Our story so far: Gautama, the World-Honored One, Sage of the Shakya clan, drop out, has devoted years to understanding the source of frustration, unsatisfactoriness, suffering, dukkha; one morning, upon seeing the Morning Star, he saw through suffering to the source of suffering, realized that suffering is something that comes about through our own thoughts, our own clinging to things that because of their very nature are transitory, and thus woke up to the true nature of things, and became the Buddha, “the one who woke up.”
So, now what?
Gautama had solved the problem; he had gone beyond clinging, gone beyond attachment, had liberated himself from the Wheel of Causes and Effects — all technical terms for laughing at himself as he saw that he, along with every other human on the planet, had been making himself miserable and that he could have, at any moment, stopped. So he got up from his place under the ficus tree that would forever after be called the Bodhi Tree, Shri Maha Bodhi, and wandered off to look for breakfast.
No one really noticed. He was just another wandering holy man, cleaner and better fed than most perhaps. He didn’t need to be noticed, although anyone who saw him or met him was struck by how gentle he seemed, by how he was everyone’s equal, by how children and animals trusted him. He went on like this for weeks, until one man, perhaps a little more observant than most, saw the calm and poise in his face and thought it … not quite human.
He stopped Buddha on the road and asked, “Are you a God?”
Buddha smiled at the question, and said “No, not a God.”
“Are you an Angel, a Deva? A Rakasha, a demon?”
“No, neither an angel nor a demon.”
“Are you a saint then? A holy man?”
“No, I’m not a saint.”
“But you are clearly not a man like other men.”
“No, I am not.”
“What are you then?”
Buddha said, “I am awake.”
In due time, Buddha came to the Deer Park in Sarnath and met the other shramanas he had accompanied for the years of his time as an ascetic. When they saw him coming, the yelled at him, called him names, called him a quitter and an apostate … until they noticed it wasn’t bothering him, and in fact that he was so gentle with them that they realized they were angry — they, holy men, renunciates, devoted ones, had become angry — and out of embarrassment stopped. Then one of them shyly asked him “what has happened to you Siddhartha Gautama?”
“I woke up.”
Then they realized that here was one man who had achieved what they wanted to achieve, and they begged him to teach them how they too could become awake. So Buddha told them about the first three Great Truths, and seeing that merely hearing the Great Truths wasn’t enough, went on to describe a method by which they, too could awaken. This was the Fourth Great Truth: that there is a way to learn to wake up.

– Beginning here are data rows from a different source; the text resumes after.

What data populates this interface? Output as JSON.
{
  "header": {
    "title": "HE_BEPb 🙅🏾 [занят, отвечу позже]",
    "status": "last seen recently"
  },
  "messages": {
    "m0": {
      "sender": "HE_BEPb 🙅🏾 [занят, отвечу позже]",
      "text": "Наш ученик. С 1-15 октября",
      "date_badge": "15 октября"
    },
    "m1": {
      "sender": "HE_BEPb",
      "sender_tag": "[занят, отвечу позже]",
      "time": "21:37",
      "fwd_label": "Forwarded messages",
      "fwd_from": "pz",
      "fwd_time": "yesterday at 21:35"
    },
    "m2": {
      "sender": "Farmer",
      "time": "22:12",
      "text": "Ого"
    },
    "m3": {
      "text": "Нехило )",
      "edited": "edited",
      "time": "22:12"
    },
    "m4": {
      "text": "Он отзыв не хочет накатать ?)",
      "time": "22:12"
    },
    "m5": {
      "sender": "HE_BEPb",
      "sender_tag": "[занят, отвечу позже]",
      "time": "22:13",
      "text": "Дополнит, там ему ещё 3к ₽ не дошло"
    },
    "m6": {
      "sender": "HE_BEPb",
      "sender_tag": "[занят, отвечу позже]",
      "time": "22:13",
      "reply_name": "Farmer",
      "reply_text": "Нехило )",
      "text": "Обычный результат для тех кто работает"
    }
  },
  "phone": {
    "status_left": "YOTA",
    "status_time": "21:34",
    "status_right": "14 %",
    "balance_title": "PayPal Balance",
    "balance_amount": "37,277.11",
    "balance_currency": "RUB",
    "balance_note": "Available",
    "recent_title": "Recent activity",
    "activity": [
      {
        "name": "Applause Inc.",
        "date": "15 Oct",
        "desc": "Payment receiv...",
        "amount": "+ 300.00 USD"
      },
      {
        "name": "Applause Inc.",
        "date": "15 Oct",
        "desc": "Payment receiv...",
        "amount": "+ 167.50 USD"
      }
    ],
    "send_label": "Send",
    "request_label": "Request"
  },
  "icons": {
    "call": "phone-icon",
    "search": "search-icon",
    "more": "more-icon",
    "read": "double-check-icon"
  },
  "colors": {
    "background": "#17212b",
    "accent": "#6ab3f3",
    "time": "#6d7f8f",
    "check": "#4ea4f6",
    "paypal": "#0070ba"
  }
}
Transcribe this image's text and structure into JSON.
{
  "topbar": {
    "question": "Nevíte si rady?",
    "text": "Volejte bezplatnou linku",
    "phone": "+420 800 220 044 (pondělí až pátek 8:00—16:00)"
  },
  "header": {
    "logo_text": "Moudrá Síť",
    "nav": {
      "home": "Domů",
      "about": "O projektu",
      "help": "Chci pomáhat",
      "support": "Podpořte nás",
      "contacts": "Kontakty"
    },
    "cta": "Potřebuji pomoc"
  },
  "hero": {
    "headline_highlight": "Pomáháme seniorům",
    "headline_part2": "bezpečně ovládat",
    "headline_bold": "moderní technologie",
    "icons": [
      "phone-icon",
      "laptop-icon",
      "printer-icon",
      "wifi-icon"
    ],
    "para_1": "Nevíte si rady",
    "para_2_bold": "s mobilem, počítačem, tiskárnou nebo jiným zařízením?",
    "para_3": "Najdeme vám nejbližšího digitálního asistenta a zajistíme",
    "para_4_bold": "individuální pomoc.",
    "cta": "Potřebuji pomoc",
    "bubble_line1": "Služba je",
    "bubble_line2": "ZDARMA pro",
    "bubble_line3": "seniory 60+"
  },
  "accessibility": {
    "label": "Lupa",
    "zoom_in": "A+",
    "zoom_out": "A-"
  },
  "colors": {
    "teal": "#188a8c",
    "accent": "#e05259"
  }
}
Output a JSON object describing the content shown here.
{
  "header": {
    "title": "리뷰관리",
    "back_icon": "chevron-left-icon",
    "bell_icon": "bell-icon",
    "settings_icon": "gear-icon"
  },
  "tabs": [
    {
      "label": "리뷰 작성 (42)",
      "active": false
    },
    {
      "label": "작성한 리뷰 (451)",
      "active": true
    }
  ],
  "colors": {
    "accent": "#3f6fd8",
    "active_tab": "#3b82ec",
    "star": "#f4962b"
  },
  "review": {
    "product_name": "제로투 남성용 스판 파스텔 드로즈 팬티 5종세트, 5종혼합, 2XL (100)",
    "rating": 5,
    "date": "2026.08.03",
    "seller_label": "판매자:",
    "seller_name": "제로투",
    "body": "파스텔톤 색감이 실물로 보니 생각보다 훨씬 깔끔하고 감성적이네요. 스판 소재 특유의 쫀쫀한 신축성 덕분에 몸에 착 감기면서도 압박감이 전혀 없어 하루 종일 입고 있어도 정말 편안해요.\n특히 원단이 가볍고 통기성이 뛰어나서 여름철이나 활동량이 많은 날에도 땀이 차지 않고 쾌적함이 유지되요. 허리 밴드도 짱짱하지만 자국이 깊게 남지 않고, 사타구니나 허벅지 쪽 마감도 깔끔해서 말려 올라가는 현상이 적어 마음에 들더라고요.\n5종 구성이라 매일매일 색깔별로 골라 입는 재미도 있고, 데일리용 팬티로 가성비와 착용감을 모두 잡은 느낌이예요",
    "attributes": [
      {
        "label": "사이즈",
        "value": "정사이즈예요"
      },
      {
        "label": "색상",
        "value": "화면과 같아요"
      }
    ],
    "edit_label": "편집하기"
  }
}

This method, Buddha’s original self-help program, was called the Noble Eightfold Path, because Buddha gave the shramanas who became his first followers eight basic steps for their own practice.
So these are the Four Great Truths: that ordinary life is unsatisfactory; that the unsatisfactory nature of life arises because we cling to things that are by their nature impermanent; that by ceasing to cling to impermanent things, life ceases to be unsatisfactory; and that there is a way, a program, called the Eightfold Path through which any human can wake up.